Since that day people have generously brought in clothes, and dresses. One woman amazingly enough arrived on my doorstep with 3 brand new pairs of shoes for Little One. Gods love comes from some surprising places sometimes.
But the last two days the weather has turned. Wet and chilly in the mornings. And Little Ones drawers are full of shorts and t/shirts. So this evening we went shopping. We're very well stocked now especially considering that in a couple of days the typical Texas heat will return. It was a pleasure though, walking down the aisles and finding things she might enjoy. Especially the few times she got excited and yelled "I need dat!" and it turned out she was pointing at something just perfect for her. The girl has style at least.
Driving home, she asked where we were going. And I said, "home". "Nets house?" she asked. *I'm "Net" by the way* And I said yes, we're going to Nets house. With that began the typical conversation where I tell her it's Little Ones house also. It's my house, and her house. It's Our House.
I understand, fully, that she holds ties to what is really her 'home' just as she holds ties to who 'mommy' is. And somewhere in there, tonight, I understood something better than I've ever understood it before. What I have, all of it, I offer to Little One. All she has to do is ask. I might withhold certain things from her because life can't be lived on suckers and ramen noodles alone. But deep down, the desire is to give her everything I have.
I've heard it said before, from the story of the prodigal son, that all that the Father has is at our disposal. But I never quite understood the Father's emotions behind wanting the child to have it. I understood the childs desires of wanting certain things. But tonight, wishing with everything I had that Little One could feel like Nets house was her house, I wondered more about what God is wishing for me to claim.

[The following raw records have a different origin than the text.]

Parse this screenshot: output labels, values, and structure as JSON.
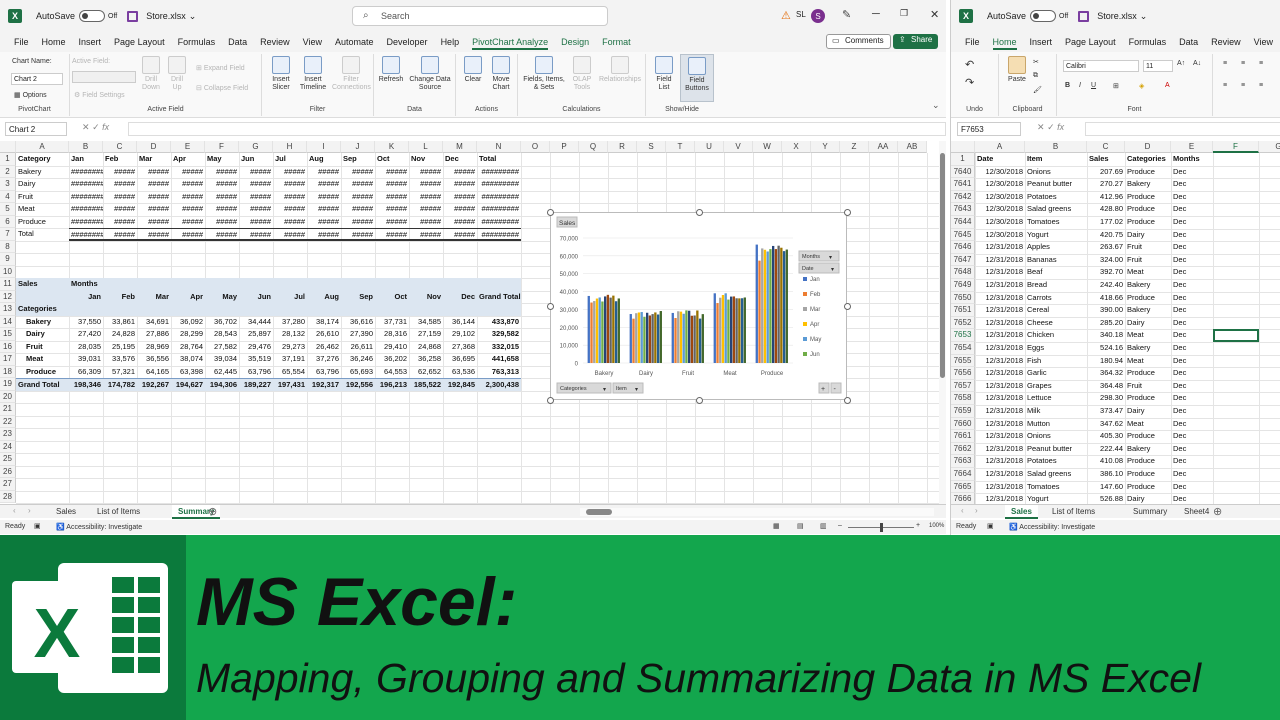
{
  "left": {
    "autosave_label": "AutoSave",
    "autosave_state": "Off",
    "filename": "Store.xlsx",
    "search_placeholder": "Search",
    "user_initials": "SL",
    "avatar_letter": "S",
    "menus": [
      "File",
      "Home",
      "Insert",
      "Page Layout",
      "Formulas",
      "Data",
      "Review",
      "View",
      "Automate",
      "Developer",
      "Help",
      "PivotChart Analyze",
      "Design",
      "Format"
    ],
    "comments_label": "Comments",
    "share_label": "Share",
    "ribbon": {
      "chart_name_label": "Chart Name:",
      "chart_name_value": "Chart 2",
      "active_field_label": "Active Field:",
      "options_label": "Options",
      "field_settings_label": "Field Settings",
      "drill_down": "Drill Down",
      "drill_up": "Drill Up",
      "expand_field": "Expand Field",
      "collapse_field": "Collapse Field",
      "insert_slicer": "Insert Slicer",
      "insert_timeline": "Insert Timeline",
      "filter_connections": "Filter Connections",
      "refresh": "Refresh",
      "change_data_source": "Change Data Source",
      "clear": "Clear",
      "move_chart": "Move Chart",
      "fields_items_sets": "Fields, Items, & Sets",
      "olap_tools": "OLAP Tools",
      "relationships": "Relationships",
      "field_list": "Field List",
      "field_buttons": "Field Buttons",
      "groups": {
        "pivotchart": "PivotChart",
        "active_field": "Active Field",
        "filter": "Filter",
        "data": "Data",
        "actions": "Actions",
        "calculations": "Calculations",
        "show_hide": "Show/Hide"
      }
    },
    "namebox": "Chart 2",
    "fx": "fx",
    "columns": [
      "A",
      "B",
      "C",
      "D",
      "E",
      "F",
      "G",
      "H",
      "I",
      "J",
      "K",
      "L",
      "M",
      "N",
      "O",
      "P",
      "Q",
      "R",
      "S",
      "T",
      "U",
      "V",
      "W",
      "X",
      "Y",
      "Z",
      "AA",
      "AB"
    ],
    "rows": [
      "1",
      "2",
      "3",
      "4",
      "5",
      "6",
      "7",
      "8",
      "9",
      "10",
      "11",
      "12",
      "13",
      "14",
      "15",
      "16",
      "17",
      "18",
      "19",
      "20",
      "21",
      "22",
      "23",
      "24",
      "25",
      "26",
      "27",
      "28"
    ],
    "top_table": {
      "headers": [
        "Category",
        "Jan",
        "Feb",
        "Mar",
        "Apr",
        "May",
        "Jun",
        "Jul",
        "Aug",
        "Sep",
        "Oct",
        "Nov",
        "Dec",
        "Total"
      ],
      "categories": [
        "Bakery",
        "Dairy",
        "Fruit",
        "Meat",
        "Produce",
        "Total"
      ],
      "hash_wide": "########",
      "hash_narrow": "#####",
      "hash_total": "#########"
    },
    "pivot": {
      "values_label": "Sales",
      "columns_label": "Months",
      "rows_label": "Categories",
      "months": [
        "Jan",
        "Feb",
        "Mar",
        "Apr",
        "May",
        "Jun",
        "Jul",
        "Aug",
        "Sep",
        "Oct",
        "Nov",
        "Dec"
      ],
      "grand_total_label": "Grand Total",
      "rows": [
        {
          "label": "Bakery",
          "values": [
            "37,550",
            "33,861",
            "34,691",
            "36,092",
            "36,702",
            "34,444",
            "37,280",
            "38,174",
            "36,616",
            "37,731",
            "34,585",
            "36,144",
            "433,870"
          ]
        },
        {
          "label": "Dairy",
          "values": [
            "27,420",
            "24,828",
            "27,886",
            "28,299",
            "28,543",
            "25,897",
            "28,132",
            "26,610",
            "27,390",
            "28,316",
            "27,159",
            "29,102",
            "329,582"
          ]
        },
        {
          "label": "Fruit",
          "values": [
            "28,035",
            "25,195",
            "28,969",
            "28,764",
            "27,582",
            "29,476",
            "29,273",
            "26,462",
            "26,611",
            "29,410",
            "24,868",
            "27,368",
            "332,015"
          ]
        },
        {
          "label": "Meat",
          "values": [
            "39,031",
            "33,576",
            "36,556",
            "38,074",
            "39,034",
            "35,519",
            "37,191",
            "37,276",
            "36,246",
            "36,202",
            "36,258",
            "36,695",
            "441,658"
          ]
        },
        {
          "label": "Produce",
          "values": [
            "66,309",
            "57,321",
            "64,165",
            "63,398",
            "62,445",
            "63,796",
            "65,554",
            "63,796",
            "65,693",
            "64,553",
            "62,652",
            "63,536",
            "763,313"
          ]
        }
      ],
      "grand_total": [
        "198,346",
        "174,782",
        "192,267",
        "194,627",
        "194,306",
        "189,227",
        "197,431",
        "192,317",
        "192,556",
        "196,213",
        "185,522",
        "192,845",
        "2,300,438"
      ]
    },
    "chart_data": {
      "type": "bar",
      "title": "Sales",
      "categories": [
        "Bakery",
        "Dairy",
        "Fruit",
        "Meat",
        "Produce"
      ],
      "ylim": [
        0,
        70000
      ],
      "yticks": [
        "0",
        "10,000",
        "20,000",
        "30,000",
        "40,000",
        "50,000",
        "60,000",
        "70,000"
      ],
      "legend_title": "Months",
      "legend_subtitle": "Date",
      "legend_placement": "right",
      "legend_items": [
        "Jan",
        "Feb",
        "Mar",
        "Apr",
        "May",
        "Jun"
      ],
      "bottom_buttons": [
        "Categories",
        "Item"
      ],
      "series": [
        {
          "name": "Jan",
          "values": [
            37550,
            27420,
            28035,
            39031,
            66309
          ]
        },
        {
          "name": "Feb",
          "values": [
            33861,
            24828,
            25195,
            33576,
            57321
          ]
        },
        {
          "name": "Mar",
          "values": [
            34691,
            27886,
            28969,
            36556,
            64165
          ]
        },
        {
          "name": "Apr",
          "values": [
            36092,
            28299,
            28764,
            38074,
            63398
          ]
        },
        {
          "name": "May",
          "values": [
            36702,
            28543,
            27582,
            39034,
            62445
          ]
        },
        {
          "name": "Jun",
          "values": [
            34444,
            25897,
            29476,
            35519,
            63796
          ]
        },
        {
          "values": [
            37280,
            28132,
            29273,
            37191,
            65554
          ]
        },
        {
          "values": [
            38174,
            26610,
            26462,
            37276,
            63796
          ]
        },
        {
          "values": [
            36616,
            27390,
            26611,
            36246,
            65693
          ]
        },
        {
          "values": [
            37731,
            28316,
            29410,
            36202,
            64553
          ]
        },
        {
          "values": [
            34585,
            27159,
            24868,
            36258,
            62652
          ]
        },
        {
          "values": [
            36144,
            29102,
            27368,
            36695,
            63536
          ]
        }
      ],
      "colors": [
        "#4472c4",
        "#ed7d31",
        "#a5a5a5",
        "#ffc000",
        "#5b9bd5",
        "#70ad47",
        "#264478",
        "#9e480e",
        "#636363",
        "#997300",
        "#255e91",
        "#43682b"
      ]
    },
    "sheet_tabs": [
      "Sales",
      "List of Items",
      "Summary"
    ],
    "active_tab": "Summary",
    "status_ready": "Ready",
    "status_accessibility": "Accessibility: Investigate",
    "zoom": "100%"
  },
  "right": {
    "autosave_label": "AutoSave",
    "autosave_state": "Off",
    "filename": "Store.xlsx",
    "menus": [
      "File",
      "Home",
      "Insert",
      "Page Layout",
      "Formulas",
      "Data",
      "Review",
      "View"
    ],
    "ribbon": {
      "undo": "Undo",
      "clipboard": "Clipboard",
      "font": "Font",
      "paste": "Paste",
      "font_name": "Calibri",
      "font_size": "11"
    },
    "namebox": "F7653",
    "fx": "fx",
    "columns": [
      "A",
      "B",
      "C",
      "D",
      "E",
      "F",
      "G"
    ],
    "headers": [
      "Date",
      "Item",
      "Sales",
      "Categories",
      "Months"
    ],
    "header_row": "1",
    "rows": [
      [
        "7640",
        "12/30/2018",
        "Onions",
        "207.69",
        "Produce",
        "Dec"
      ],
      [
        "7641",
        "12/30/2018",
        "Peanut butter",
        "270.27",
        "Bakery",
        "Dec"
      ],
      [
        "7642",
        "12/30/2018",
        "Potatoes",
        "412.96",
        "Produce",
        "Dec"
      ],
      [
        "7643",
        "12/30/2018",
        "Salad greens",
        "428.80",
        "Produce",
        "Dec"
      ],
      [
        "7644",
        "12/30/2018",
        "Tomatoes",
        "177.02",
        "Produce",
        "Dec"
      ],
      [
        "7645",
        "12/30/2018",
        "Yogurt",
        "420.75",
        "Dairy",
        "Dec"
      ],
      [
        "7646",
        "12/31/2018",
        "Apples",
        "263.67",
        "Fruit",
        "Dec"
      ],
      [
        "7647",
        "12/31/2018",
        "Bananas",
        "324.00",
        "Fruit",
        "Dec"
      ],
      [
        "7648",
        "12/31/2018",
        "Beaf",
        "392.70",
        "Meat",
        "Dec"
      ],
      [
        "7649",
        "12/31/2018",
        "Bread",
        "242.40",
        "Bakery",
        "Dec"
      ],
      [
        "7650",
        "12/31/2018",
        "Carrots",
        "418.66",
        "Produce",
        "Dec"
      ],
      [
        "7651",
        "12/31/2018",
        "Cereal",
        "390.00",
        "Bakery",
        "Dec"
      ],
      [
        "7652",
        "12/31/2018",
        "Cheese",
        "285.20",
        "Dairy",
        "Dec"
      ],
      [
        "7653",
        "12/31/2018",
        "Chicken",
        "340.18",
        "Meat",
        "Dec"
      ],
      [
        "7654",
        "12/31/2018",
        "Eggs",
        "524.16",
        "Bakery",
        "Dec"
      ],
      [
        "7655",
        "12/31/2018",
        "Fish",
        "180.94",
        "Meat",
        "Dec"
      ],
      [
        "7656",
        "12/31/2018",
        "Garlic",
        "364.32",
        "Produce",
        "Dec"
      ],
      [
        "7657",
        "12/31/2018",
        "Grapes",
        "364.48",
        "Fruit",
        "Dec"
      ],
      [
        "7658",
        "12/31/2018",
        "Lettuce",
        "298.30",
        "Produce",
        "Dec"
      ],
      [
        "7659",
        "12/31/2018",
        "Milk",
        "373.47",
        "Dairy",
        "Dec"
      ],
      [
        "7660",
        "12/31/2018",
        "Mutton",
        "347.62",
        "Meat",
        "Dec"
      ],
      [
        "7661",
        "12/31/2018",
        "Onions",
        "405.30",
        "Produce",
        "Dec"
      ],
      [
        "7662",
        "12/31/2018",
        "Peanut butter",
        "222.44",
        "Bakery",
        "Dec"
      ],
      [
        "7663",
        "12/31/2018",
        "Potatoes",
        "410.08",
        "Produce",
        "Dec"
      ],
      [
        "7664",
        "12/31/2018",
        "Salad greens",
        "386.10",
        "Produce",
        "Dec"
      ],
      [
        "7665",
        "12/31/2018",
        "Tomatoes",
        "147.60",
        "Produce",
        "Dec"
      ],
      [
        "7666",
        "12/31/2018",
        "Yogurt",
        "526.88",
        "Dairy",
        "Dec"
      ]
    ],
    "sheet_tabs": [
      "Sales",
      "List of Items",
      "Summary",
      "Sheet4"
    ],
    "active_tab": "Sales",
    "status_ready": "Ready",
    "status_accessibility": "Accessibility: Investigate"
  },
  "banner": {
    "title": "MS Excel:",
    "subtitle": "Mapping, Grouping and Summarizing Data in MS Excel",
    "logo_letter": "X"
  }
}
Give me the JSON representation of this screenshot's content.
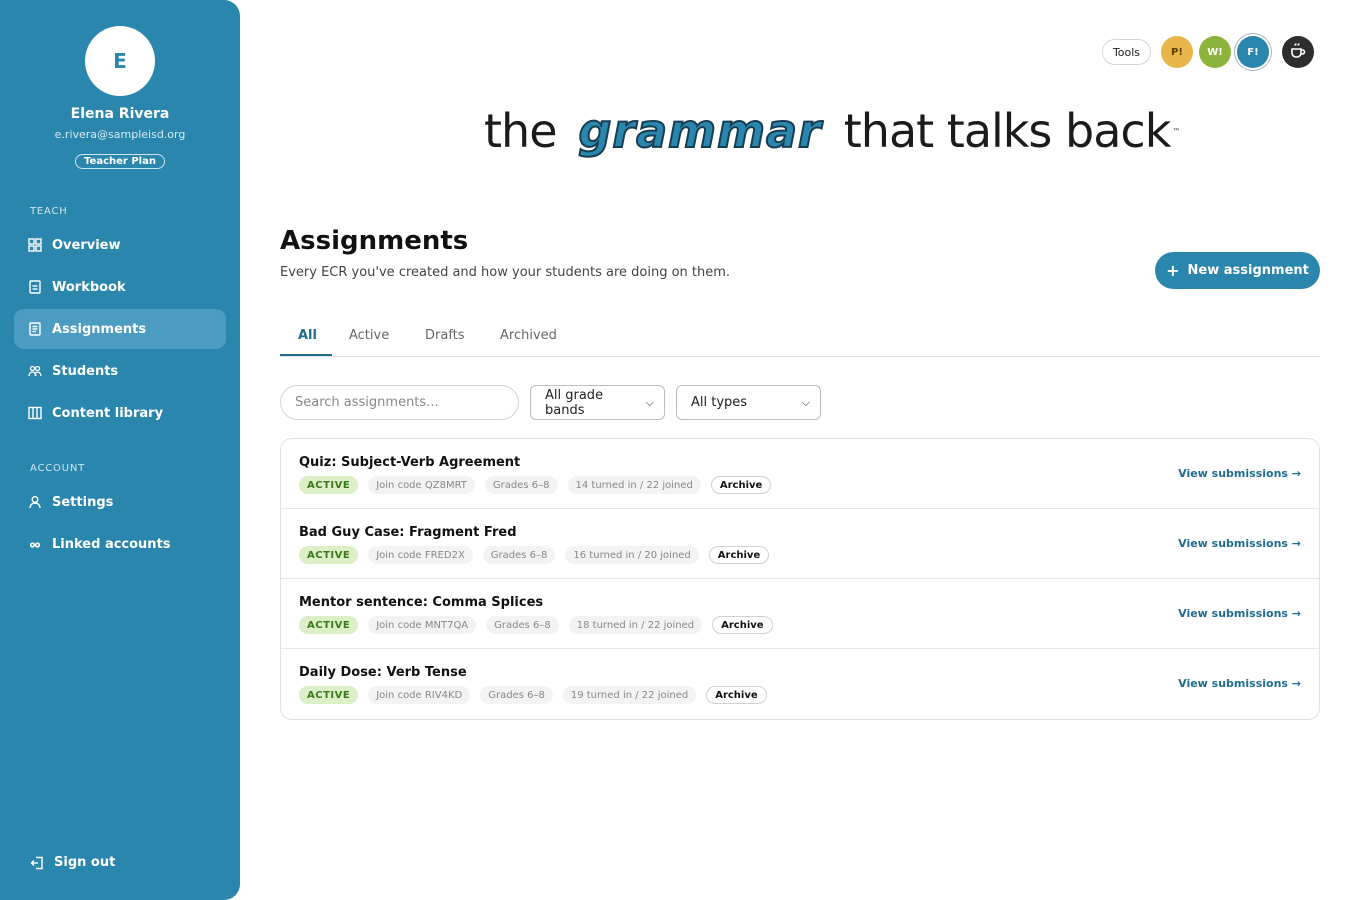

So much has happened the last month. I've fought, and cried, and complained. I've beat against Him the only ways I know how. And I wonder, if all along I've just been missing the point. The 'good' son in the story of the prodigal was angry with the father for something that was actually born of the sons mind, not any actual slight by the father. In fact, it seems the father responded with "It's not my fault, it's YOURS. Everything you're asking for, I've already given you. You just didn't take it."
I'm asking for a lot now just to make it through the nights. And I wonder if God isn't shaking His head at me saying "just take it." I confess, I don't know how to take it. I'm not asking for a robe or a fine calf that I can walk up and take. My desires are largely invisible, but make a world of difference to me. If He's offering it, all the powers of His Kingdom, then what is the secret to the 'taking'?